No, because this assumes too many things about the guest, and completely falls
apart if the guest reboots.

> (3) when CR0.CD = 1 and the quirk is on, return MTRR type as if MTRR is enabled
> + ignore_disable = kvm_read_cr0_bits(vcpu, X86_CR0_CD) &&
> + kvm_check_has_quirk(vcpu->kvm, KVM_X86_QUIRK_CD_NW_CLEARED);
>
> -static void mtrr_lookup_start(struct mtrr_iter *iter)
> +static void mtrr_lookup_start(struct mtrr_iter *iter, bool ignore_disable)
> {
> - if (!mtrr_is_enabled(iter->mtrr_state)) {
> + if (!ignore_disable && !mtrr_is_enabled(iter->mtrr_state)) {
> iter->mtrr_disabled = true;
> return;
> }
>
> (4) Then we only need to do EPT zap when MTRR is enabled for the first time
> and when MTRR fixed/var entries are changed at enabling MTRR or at CR0.CD=0
> (I prefer at enabling MTRR, as seabios may do the MTRR disable/update/enable when
> CR0.CD=0)
>
>
> Besides, accoding to the commit message introducing KVM_QUIRK_CD_NW_CLEARED,

I am not willing to lean on the historical commit messages for the quirk to
justify any change.
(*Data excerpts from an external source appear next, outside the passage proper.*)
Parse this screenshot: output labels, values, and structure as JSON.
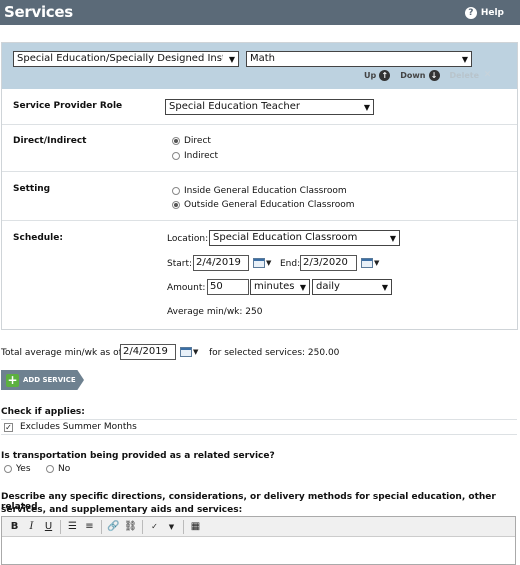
{
  "header": {
    "title": "Services",
    "help_label": "Help"
  },
  "service": {
    "category_value": "Special Education/Specially Designed Instru",
    "subject_value": "Math",
    "controls": {
      "up": "Up",
      "down": "Down",
      "delete": "Delete"
    },
    "provider_role": {
      "label": "Service Provider Role",
      "value": "Special Education Teacher"
    },
    "direct_indirect": {
      "label": "Direct/Indirect",
      "options": [
        "Direct",
        "Indirect"
      ],
      "selected": "Direct"
    },
    "setting": {
      "label": "Setting",
      "options": [
        "Inside General Education Classroom",
        "Outside General Education Classroom"
      ],
      "selected": "Outside General Education Classroom"
    },
    "schedule": {
      "label": "Schedule:",
      "location_label": "Location:",
      "location_value": "Special Education Classroom",
      "start_label": "Start:",
      "start_value": "2/4/2019",
      "end_label": "End:",
      "end_value": "2/3/2020",
      "amount_label": "Amount:",
      "amount_value": "50",
      "unit_value": "minutes",
      "frequency_value": "daily",
      "average_text": "Average min/wk: 250"
    }
  },
  "total": {
    "prefix": "Total average min/wk as of",
    "date_value": "2/4/2019",
    "suffix": "for selected services: 250.00"
  },
  "add_service_label": "ADD SERVICE",
  "applies": {
    "heading": "Check if applies:",
    "excludes_summer": "Excludes Summer Months",
    "excludes_summer_checked": true
  },
  "transportation": {
    "question": "Is transportation being provided as a related service?",
    "yes": "Yes",
    "no": "No"
  },
  "directions": {
    "label_line1": "Describe any specific directions, considerations, or delivery methods for special education, other related",
    "label_line2": "services, and supplementary aids and services:"
  },
  "icons": [
    "help-icon",
    "up-arrow-icon",
    "down-arrow-icon",
    "delete-x-icon",
    "calendar-icon",
    "add-plus-icon",
    "bold-icon",
    "italic-icon",
    "underline-icon",
    "bullet-list-icon",
    "numbered-list-icon",
    "link-icon",
    "unlink-icon",
    "spellcheck-icon",
    "insert-table-icon"
  ]
}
I'm not at all convinced that there was any meaningful thought
put into ensuring correctness.

> we can return MTRR_TYPE_WRBACK for CR0.CD=1 only when MTRR is not enbled for
> once. (And I tried, it works!)

On your system, for your setup. The quirk terrifies me because it likely affects
every KVM-based VM out there (I can't find a single VMM that disables the quirk).
These changes are limited to VMs with noncoherent DMA, but still.

In short, I am steadfastly against any change that piles more arbitrary behavior
functional behavior on top of the quirk, especially when that behavior relies on
heuristics to try and guess what the guest is doing.